2 million on Souza. Tempted to go with Rockhold because of the odds though!


----------



## dudeabides (Sep 30, 2008)

Whoa:



> Round 1 - Our championship bout is underway. Rockhold works low kicks but doesn't commit. He avoids a body kick from the champ. Souza shoots, but Rockhold fends it off. But he's tagged on the way, and Souza chases after him before clinching against the cage. Souza works him down to the mat. Rockhold remains in a seated position, and the pace slows. Souza finally lands some solid punches as Rockhold tries to improve his position. The punches keep coming, but Rockhold finally gets back up. Souza, though, quickly trips him back down. Rockhold works his way back up, but Souza clings to him, delivers knees to the body and then one to the kisser. Rockhold finally breaks free and resets.

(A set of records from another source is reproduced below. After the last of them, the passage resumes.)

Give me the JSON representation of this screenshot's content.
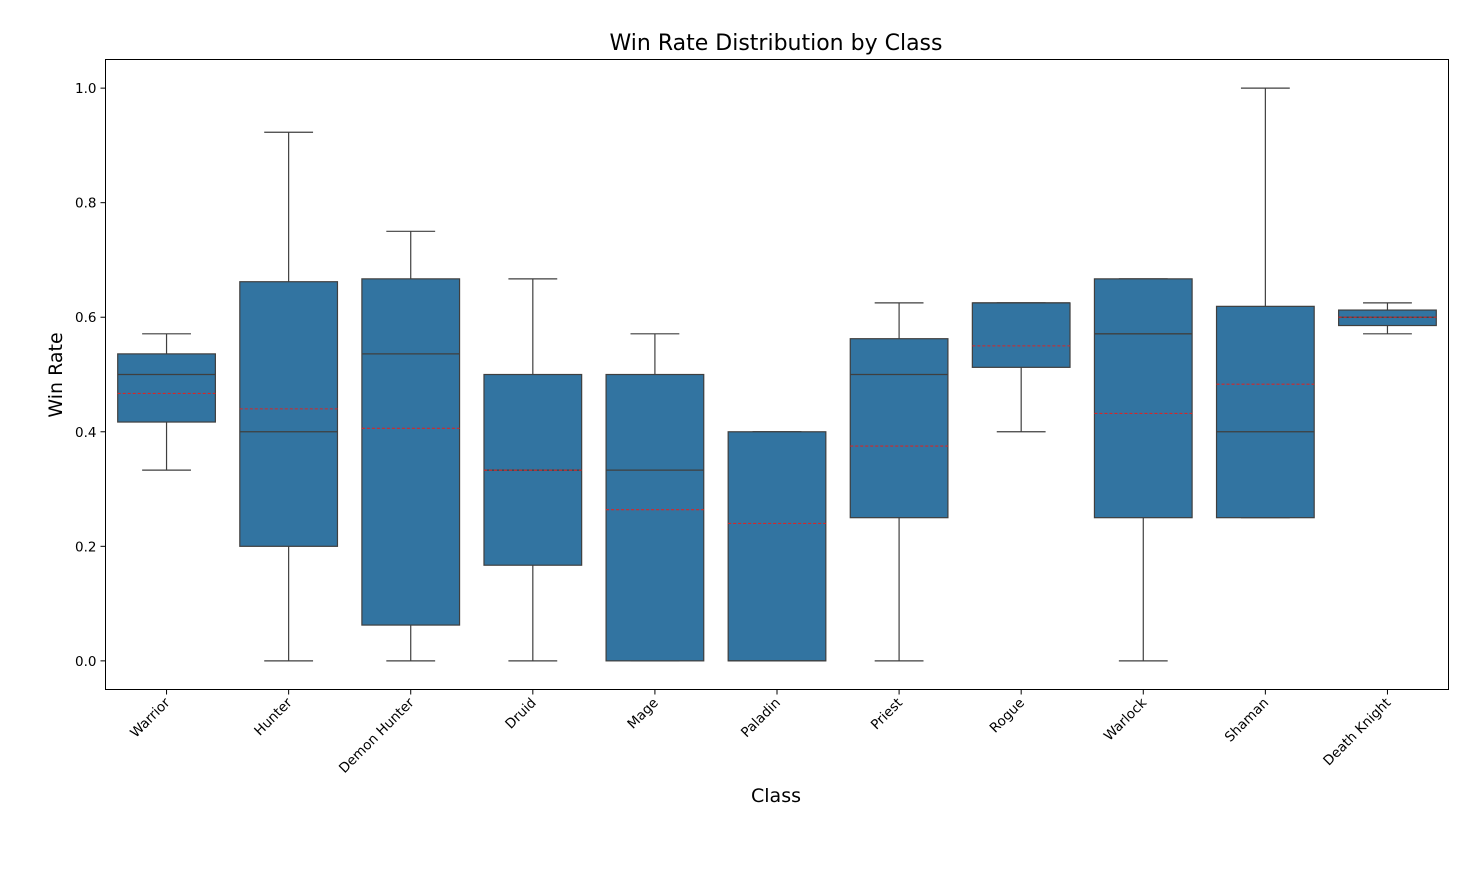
{
  "chart_data": {
    "type": "box",
    "title": "Win Rate Distribution by Class",
    "xlabel": "Class",
    "ylabel": "Win Rate",
    "ylim": [
      -0.05,
      1.05
    ],
    "yticks": [
      "0.0",
      "0.2",
      "0.4",
      "0.6",
      "0.8",
      "1.0"
    ],
    "grid": false,
    "categories": [
      "Warrior",
      "Hunter",
      "Demon Hunter",
      "Druid",
      "Mage",
      "Paladin",
      "Priest",
      "Rogue",
      "Warlock",
      "Shaman",
      "Death Knight"
    ],
    "boxes": [
      {
        "category": "Warrior",
        "whisker_low": 0.333,
        "q1": 0.417,
        "median": 0.5,
        "q3": 0.536,
        "whisker_high": 0.571,
        "mean": 0.467
      },
      {
        "category": "Hunter",
        "whisker_low": 0.0,
        "q1": 0.2,
        "median": 0.4,
        "q3": 0.662,
        "whisker_high": 0.923,
        "mean": 0.44
      },
      {
        "category": "Demon Hunter",
        "whisker_low": 0.0,
        "q1": 0.0625,
        "median": 0.536,
        "q3": 0.667,
        "whisker_high": 0.75,
        "mean": 0.406
      },
      {
        "category": "Druid",
        "whisker_low": 0.0,
        "q1": 0.167,
        "median": 0.333,
        "q3": 0.5,
        "whisker_high": 0.667,
        "mean": 0.333
      },
      {
        "category": "Mage",
        "whisker_low": 0.0,
        "q1": 0.0,
        "median": 0.333,
        "q3": 0.5,
        "whisker_high": 0.571,
        "mean": 0.264
      },
      {
        "category": "Paladin",
        "whisker_low": 0.0,
        "q1": 0.0,
        "median": 0.0,
        "q3": 0.4,
        "whisker_high": 0.4,
        "mean": 0.24
      },
      {
        "category": "Priest",
        "whisker_low": 0.0,
        "q1": 0.25,
        "median": 0.5,
        "q3": 0.5625,
        "whisker_high": 0.625,
        "mean": 0.375
      },
      {
        "category": "Rogue",
        "whisker_low": 0.4,
        "q1": 0.5125,
        "median": 0.625,
        "q3": 0.625,
        "whisker_high": 0.625,
        "mean": 0.55
      },
      {
        "category": "Warlock",
        "whisker_low": 0.0,
        "q1": 0.25,
        "median": 0.571,
        "q3": 0.667,
        "whisker_high": 0.667,
        "mean": 0.432
      },
      {
        "category": "Shaman",
        "whisker_low": 0.25,
        "q1": 0.25,
        "median": 0.4,
        "q3": 0.619,
        "whisker_high": 1.0,
        "mean": 0.483
      },
      {
        "category": "Death Knight",
        "whisker_low": 0.571,
        "q1": 0.5855,
        "median": 0.6,
        "q3": 0.6125,
        "whisker_high": 0.625,
        "mean": 0.6
      }
    ],
    "colors": {
      "box_fill": "#3274a1",
      "box_edge": "#3f3f3f",
      "mean_line": "#d62728"
    }
  }
}
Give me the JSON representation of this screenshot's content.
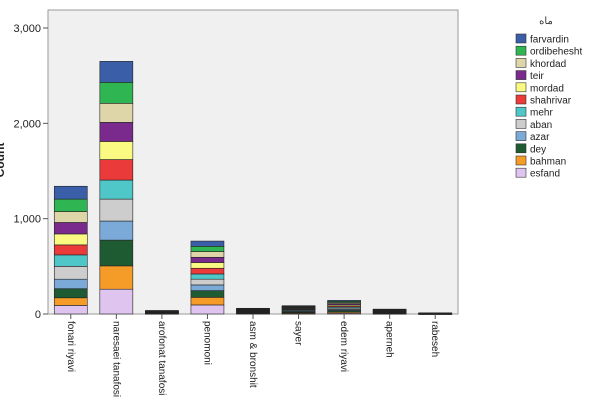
{
  "chart_data": {
    "type": "bar",
    "stacked": true,
    "title": "",
    "xlabel": "",
    "ylabel": "Count",
    "ylim": [
      0,
      3000
    ],
    "yticks": [
      0,
      1000,
      2000,
      3000
    ],
    "ytick_labels": [
      "0",
      "1,000",
      "2,000",
      "3,000"
    ],
    "grid": false,
    "legend": {
      "title": "ماه",
      "position": "right"
    },
    "categories": [
      "fonari riyavi",
      "naresaei tanafosi",
      "arofonat tanafosi",
      "penomoni",
      "asm & bronshit",
      "sayer",
      "edem riyavi",
      "aperneh",
      "rabeseh"
    ],
    "series": [
      {
        "name": "esfand",
        "color": "#dfc4f0",
        "values": [
          90,
          260,
          4,
          95,
          5,
          5,
          10,
          4,
          1
        ]
      },
      {
        "name": "bahman",
        "color": "#f59b28",
        "values": [
          80,
          245,
          3,
          80,
          5,
          8,
          12,
          4,
          1
        ]
      },
      {
        "name": "dey",
        "color": "#1e5a32",
        "values": [
          95,
          270,
          3,
          70,
          5,
          8,
          15,
          5,
          1
        ]
      },
      {
        "name": "azar",
        "color": "#7ba9d8",
        "values": [
          100,
          200,
          3,
          60,
          5,
          8,
          12,
          5,
          1
        ]
      },
      {
        "name": "aban",
        "color": "#cdcdcd",
        "values": [
          135,
          230,
          3,
          60,
          5,
          8,
          12,
          5,
          1
        ]
      },
      {
        "name": "mehr",
        "color": "#4fc6c8",
        "values": [
          120,
          200,
          3,
          55,
          5,
          8,
          12,
          4,
          1
        ]
      },
      {
        "name": "shahrivar",
        "color": "#ea3a3a",
        "values": [
          105,
          215,
          3,
          60,
          5,
          7,
          12,
          4,
          1
        ]
      },
      {
        "name": "mordad",
        "color": "#fafa82",
        "values": [
          115,
          190,
          3,
          60,
          5,
          7,
          12,
          4,
          1
        ]
      },
      {
        "name": "teir",
        "color": "#7a2a8c",
        "values": [
          120,
          200,
          3,
          55,
          5,
          7,
          12,
          4,
          1
        ]
      },
      {
        "name": "khordad",
        "color": "#ded6a8",
        "values": [
          115,
          200,
          3,
          60,
          5,
          7,
          12,
          4,
          1
        ]
      },
      {
        "name": "ordibehesht",
        "color": "#2fb552",
        "values": [
          130,
          220,
          3,
          55,
          5,
          7,
          12,
          4,
          1
        ]
      },
      {
        "name": "farvardin",
        "color": "#3b5ea8",
        "values": [
          135,
          220,
          3,
          55,
          5,
          7,
          10,
          4,
          1
        ]
      }
    ]
  }
}
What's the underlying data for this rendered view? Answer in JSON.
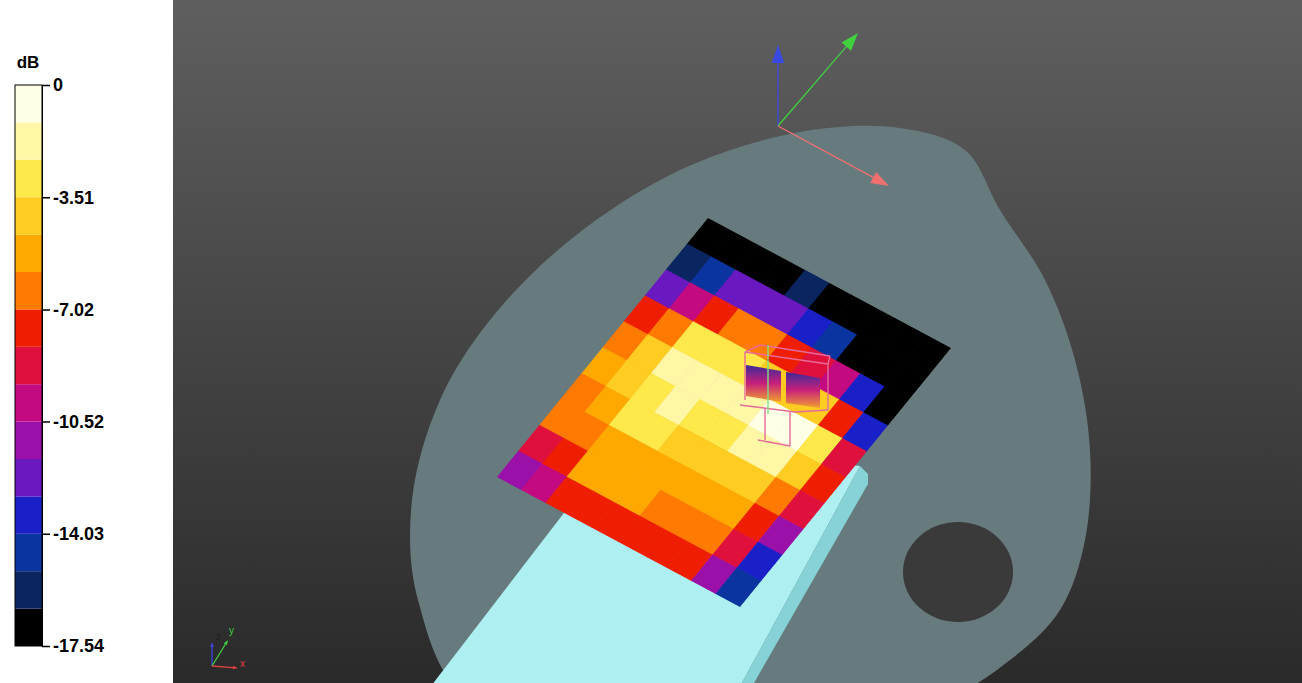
{
  "chart_data": {
    "type": "heatmap",
    "colorbar": {
      "title": "dB",
      "range": [
        -17.54,
        0
      ],
      "ticks": [
        0,
        -3.51,
        -7.02,
        -10.52,
        -14.03,
        -17.54
      ]
    },
    "annotations": [
      "z",
      "y",
      "x"
    ],
    "cells": [
      [
        -17.54,
        -17.5,
        -17,
        -16.5,
        -16,
        -16.5,
        -17,
        -17.5,
        -17.54,
        -17.54
      ],
      [
        -16,
        -14.5,
        -12,
        -12,
        -12.5,
        -13.5,
        -15,
        -16.5,
        -17.2,
        -17.54
      ],
      [
        -12.5,
        -10,
        -7.5,
        -7,
        -7,
        -7.5,
        -8.5,
        -10,
        -13.5,
        -17
      ],
      [
        -8,
        -6,
        -3.5,
        -3,
        -3.5,
        -3.8,
        -4,
        -4.5,
        -8,
        -13
      ],
      [
        -6,
        -4,
        -1.5,
        -1.2,
        -2,
        -1.8,
        -1,
        0,
        -3.5,
        -8.5
      ],
      [
        -5.5,
        -4,
        -2.5,
        -2,
        -2.5,
        -2.5,
        -1.5,
        -1.5,
        -4,
        -8
      ],
      [
        -6,
        -4.8,
        -3.5,
        -3.5,
        -4,
        -4.5,
        -4.5,
        -4.5,
        -6,
        -9
      ],
      [
        -7,
        -6,
        -5,
        -4.8,
        -5.2,
        -5.5,
        -5.5,
        -5.5,
        -7.5,
        -11
      ],
      [
        -9,
        -7.5,
        -5.5,
        -5.5,
        -5.8,
        -6,
        -6,
        -6.2,
        -9,
        -13
      ],
      [
        -11,
        -9.5,
        -7.5,
        -7.3,
        -7.4,
        -7.5,
        -7.5,
        -7.8,
        -11,
        -15
      ]
    ]
  }
}
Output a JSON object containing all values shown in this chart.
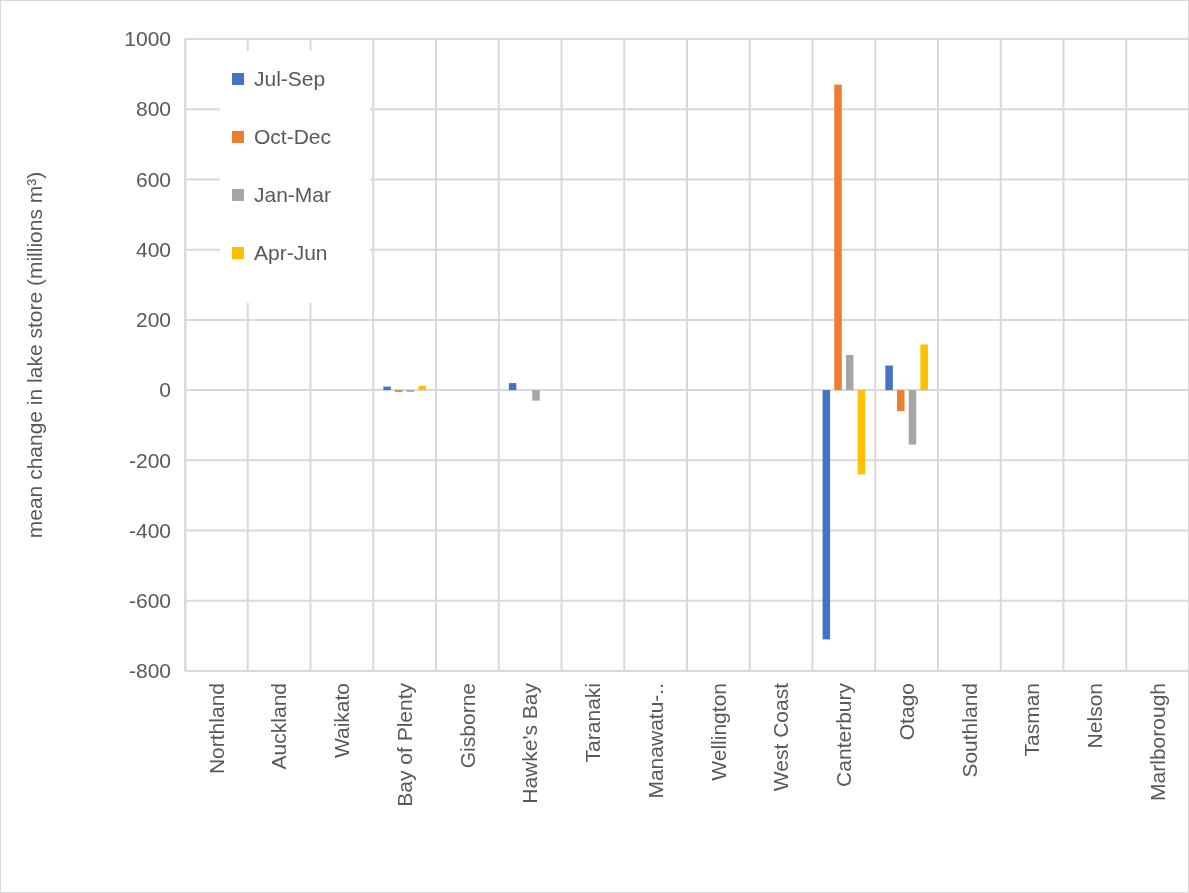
{
  "chart_data": {
    "type": "bar",
    "ylabel": "mean  change in lake store (millions m³)",
    "categories": [
      "Northland",
      "Auckland",
      "Waikato",
      "Bay of Plenty",
      "Gisborne",
      "Hawke's Bay",
      "Taranaki",
      "Manawatu-..",
      "Wellington",
      "West Coast",
      "Canterbury",
      "Otago",
      "Southland",
      "Tasman",
      "Nelson",
      "Marlborough"
    ],
    "series": [
      {
        "name": "Jul-Sep",
        "color": "#4472c4",
        "values": [
          null,
          null,
          null,
          10,
          null,
          20,
          null,
          null,
          null,
          null,
          -710,
          70,
          null,
          null,
          null,
          null
        ]
      },
      {
        "name": "Oct-Dec",
        "color": "#ed7d31",
        "values": [
          null,
          null,
          null,
          -5,
          null,
          null,
          null,
          null,
          null,
          null,
          870,
          -60,
          null,
          null,
          null,
          null
        ]
      },
      {
        "name": "Jan-Mar",
        "color": "#a5a5a5",
        "values": [
          null,
          null,
          null,
          -5,
          null,
          -30,
          null,
          null,
          null,
          null,
          100,
          -155,
          null,
          null,
          null,
          null
        ]
      },
      {
        "name": "Apr-Jun",
        "color": "#ffc000",
        "values": [
          null,
          null,
          null,
          12,
          null,
          null,
          null,
          null,
          null,
          null,
          -240,
          130,
          null,
          null,
          null,
          null
        ]
      }
    ],
    "ylim": [
      -800,
      1000
    ],
    "yticks": [
      -800,
      -600,
      -400,
      -200,
      0,
      200,
      400,
      600,
      800,
      1000
    ],
    "grid": true,
    "legend": "top left"
  }
}
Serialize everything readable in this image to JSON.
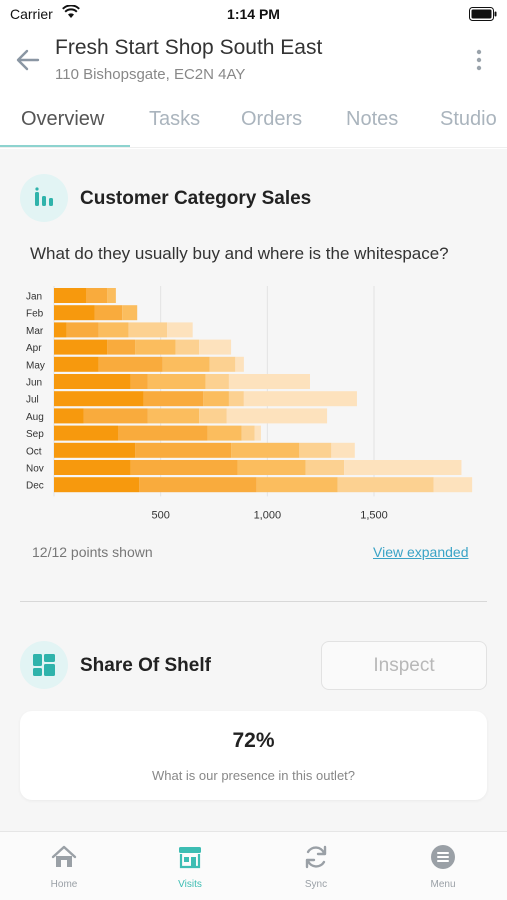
{
  "status_bar": {
    "carrier": "Carrier",
    "time": "1:14 PM"
  },
  "header": {
    "title": "Fresh Start Shop South East",
    "subtitle": "110 Bishopsgate, EC2N 4AY"
  },
  "tabs": [
    {
      "label": "Overview",
      "active": true
    },
    {
      "label": "Tasks",
      "active": false
    },
    {
      "label": "Orders",
      "active": false
    },
    {
      "label": "Notes",
      "active": false
    },
    {
      "label": "Studio",
      "active": false
    }
  ],
  "category_sales": {
    "title": "Customer Category Sales",
    "question": "What do they usually buy and where is the whitespace?",
    "points_shown": "12/12 points shown",
    "view_expanded_label": "View expanded"
  },
  "share_of_shelf": {
    "title": "Share Of Shelf",
    "inspect_label": "Inspect",
    "value": "72%",
    "question": "What is our presence in this outlet?"
  },
  "bottom_nav": [
    {
      "label": "Home",
      "icon": "home-icon",
      "active": false
    },
    {
      "label": "Visits",
      "icon": "store-icon",
      "active": true
    },
    {
      "label": "Sync",
      "icon": "sync-icon",
      "active": false
    },
    {
      "label": "Menu",
      "icon": "menu-icon",
      "active": false
    }
  ],
  "colors": {
    "accent": "#3dbdb3",
    "link": "#3aa3c6",
    "series": [
      "#f7990d",
      "#f9ab3d",
      "#fbbd5e",
      "#fcd191",
      "#fde2bd"
    ]
  },
  "chart_data": {
    "type": "bar",
    "orientation": "horizontal",
    "stacked": true,
    "categories": [
      "Jan",
      "Feb",
      "Mar",
      "Apr",
      "May",
      "Jun",
      "Jul",
      "Aug",
      "Sep",
      "Oct",
      "Nov",
      "Dec"
    ],
    "series": [
      {
        "values": [
          150,
          190,
          60,
          250,
          210,
          360,
          420,
          140,
          300,
          380,
          360,
          400
        ]
      },
      {
        "values": [
          100,
          130,
          150,
          130,
          300,
          80,
          280,
          300,
          420,
          450,
          500,
          550
        ]
      },
      {
        "values": [
          40,
          70,
          140,
          190,
          220,
          270,
          120,
          240,
          160,
          320,
          320,
          380
        ]
      },
      {
        "values": [
          0,
          0,
          180,
          110,
          120,
          110,
          70,
          130,
          60,
          150,
          180,
          450
        ]
      },
      {
        "values": [
          0,
          0,
          120,
          150,
          40,
          380,
          530,
          470,
          30,
          110,
          550,
          180
        ]
      }
    ],
    "x_ticks": [
      "500",
      "1,000",
      "1,500"
    ],
    "x_tick_values": [
      500,
      1000,
      1500
    ],
    "xlim": [
      0,
      1950
    ],
    "grid": true
  }
}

Rockhold works low kicks but eats a right. Rockhold works body kicks and then avoids Souza's lunging punches. Rockhold snaps off another nice low kick. He then tries a switch kivk that is blocked but unloads a quick flurry and continues the assault until Souza gets a needed takedown. Rockhold is quickly back up, and the round ends there. Rockhold finished strong, but Souza takes it on the MMAjunkie.com scorecard, 10-9.
> 
> Round 2 - Rockhold tries a spinning back kick but misses wide. Rockhold then chases after him with low and body kicks. Souza catches and stuns Rockhold with a straight right. Rockhold quickly recovers, but Souza swarms and delivers a barrage as they're clinched against the cage. He then pops him with a few elbow strikes. Souza checks a head kick and then another switch kick from Rockhold. Rockhold throws some straight punches and seems fully recovered now. Rockhold works some more low kicks and then pushes forward with a high kick. Souza checks it, clinches, and puts the challenger against the cage. Rockhold reverses and works knees to the thigh. Souza reverses and returns fire. They break and reset. They trade heavy blows, and Rockhold gets through a solid right. Souza checks a head kick, and Rockhold does the same. Souza partially lands an overhand right and whiffs on the next. Rockhold finishes the round with some nice lunging shots. It's closer, but Souza did the damage early to take the round, 10-9.
> 
> ...


http://mmajunkie.com/news/25171/strikeforce-barnett-vs-kharitonov-live-and-official-results.mma


----------



## OHKO (Jul 11, 2010)

Freaking damning shit lost almost all my credits yet AGAIN


----------